Ten days ago, Arthur Gregg Sulzberger began turning out stories in his new job as Midwest correspondent for The New York Times.
Sulzberger, a fifth-generation member of the Ochs-Sulzberger dynasty that has controlled and managed The Times since 1896, was named a Midwest correspondent, based in Kansas City, in June. He moved to Kansas City within the past few weeks and alives near downtown. His grandmother, Annie Gregg, lives in Topeka.
Sulzberger, who uses the byline A.G. Sulzberger, has had three midwestern stories since Sept. 10. The first was a provocative piece about a video war game that allows the user to become aTaliban fighter and attack American troops. The Army, Navy and Air Force have prohibited the game from being sold on their bases. The Marines had not decided whether to make it available on their bases.

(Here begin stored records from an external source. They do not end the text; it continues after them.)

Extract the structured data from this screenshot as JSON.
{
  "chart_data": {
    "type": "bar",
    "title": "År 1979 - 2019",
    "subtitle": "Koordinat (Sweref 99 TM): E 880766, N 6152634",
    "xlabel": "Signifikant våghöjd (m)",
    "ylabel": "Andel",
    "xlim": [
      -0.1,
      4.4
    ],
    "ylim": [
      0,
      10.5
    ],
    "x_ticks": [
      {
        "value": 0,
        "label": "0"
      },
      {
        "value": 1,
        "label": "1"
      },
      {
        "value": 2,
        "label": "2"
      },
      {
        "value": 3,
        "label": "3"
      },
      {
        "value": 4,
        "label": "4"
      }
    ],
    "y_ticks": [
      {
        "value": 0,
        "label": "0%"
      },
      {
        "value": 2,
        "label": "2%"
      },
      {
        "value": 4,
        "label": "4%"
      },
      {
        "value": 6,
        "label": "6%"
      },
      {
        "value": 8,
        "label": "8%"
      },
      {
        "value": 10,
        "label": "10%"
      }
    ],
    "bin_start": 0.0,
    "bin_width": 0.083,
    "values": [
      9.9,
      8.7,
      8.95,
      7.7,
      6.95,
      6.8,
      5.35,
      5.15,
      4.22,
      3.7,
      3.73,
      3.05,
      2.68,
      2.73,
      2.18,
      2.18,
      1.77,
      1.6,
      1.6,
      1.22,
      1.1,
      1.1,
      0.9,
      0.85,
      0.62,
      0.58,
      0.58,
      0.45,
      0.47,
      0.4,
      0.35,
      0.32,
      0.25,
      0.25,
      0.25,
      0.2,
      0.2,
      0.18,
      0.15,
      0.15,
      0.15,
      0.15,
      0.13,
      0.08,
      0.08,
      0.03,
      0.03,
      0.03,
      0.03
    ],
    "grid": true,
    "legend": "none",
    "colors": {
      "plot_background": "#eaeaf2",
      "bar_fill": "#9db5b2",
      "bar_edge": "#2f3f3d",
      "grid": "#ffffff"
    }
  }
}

The second story, which was published last Thursday, was about a Mulvane, Kan., man who built a replica of the Golden Gate Bridge over a creek on his property.
The third one, published Friday, was very special. It was a front-page feature on a 103-year-old federal judge in Wichita. Yes, Judge Wesley E. Brown is still hearing cases at a century plus three.
Sulzberger opened the story like this:
“Judge Wesley E. Brown’s mere presence in his courtroom is seen as something of a daily miracle. His diminished frame is nearly lost behind the bench. A tube under his nose feeds him oxygen during hearings. And he warns lawyers preparing for lengthy court battles that he may not live to see the cases to completion, adding the old saying, ‘At this age, I’m not even buying green bananas.’ ”
It might be an old saying, but it sure made me laugh.
As lively and polished as Sulzberger’s writing was, it was a photo that The Times used that elevated the story to a remarkably high level. The photo showed a smiling Judge Brown virtually swallowed by his big office chair and appearing to be sliding down under his big, wide desk. It’s a hilarious picture, and to use another old saying, it’s a picture that’s worth a thousand words.
Wisely, The Kansas City Star picked up the story and also ran it on the front page. Unwisely, The Star chose not to run the tell-tale photo, opting instead for a mug shot.
Before moving to Kansas City, the 29-year-old Sulzberger was covering U.S. District Court in Brooklyn. He joined The Times’ staff early last year, after reporting stints at The Oregonian and The Providence (Rhode Island) Journal.
He is the son of Times’ chairman and publisher Arthur Ochs Sulzberger Jr. He got his middle name from his mother, Gail Gregg. Young Sulzberger has a sister, Annie Sulzberger, who is not in the newspaper business.
I had the pleasure of meeting Arthur earlier this summer, and he struck me as genuine, unassuming and enthusiastic about his Kansas City-based assignment.
This is the first time that The Times has had a Kansas City-based correspondent in nearly 20 years. In my opinion, this is a great move by The Times, which, like the Wall Street Journal, is spreading its reach as a “national” newspaper. Unfortunately, while The Times and the Wall Street Journal are extending their tentacles, the nation’s second-tier papers, like The Star, the St. Louis Post-Dispatch and the Chicago Tribune, are pulling in their horns because of financial problems, and they’re losing their foothold with many readers.
For more than a year now I’ve subscribed to The Times, along with The Star. I understand that the vast majority of people either can’t afford two newspapers or they’re just not interested enough to take both (or maybe either). I would urge all of you, however, to at least try to follow Arthur Sulzberger’s writing out of Kansas City on The Times’ web site, www.nyt.com. If you just check the site every once in a while, you can put “A.G. Sulzberger” in the search box, and his stories will pop up.
We’re lucky to have him among us. For one thing, it could elevate our profile in the eyes of the nation. So, welcome, Arthur, we hope you enjoy your time in our great city!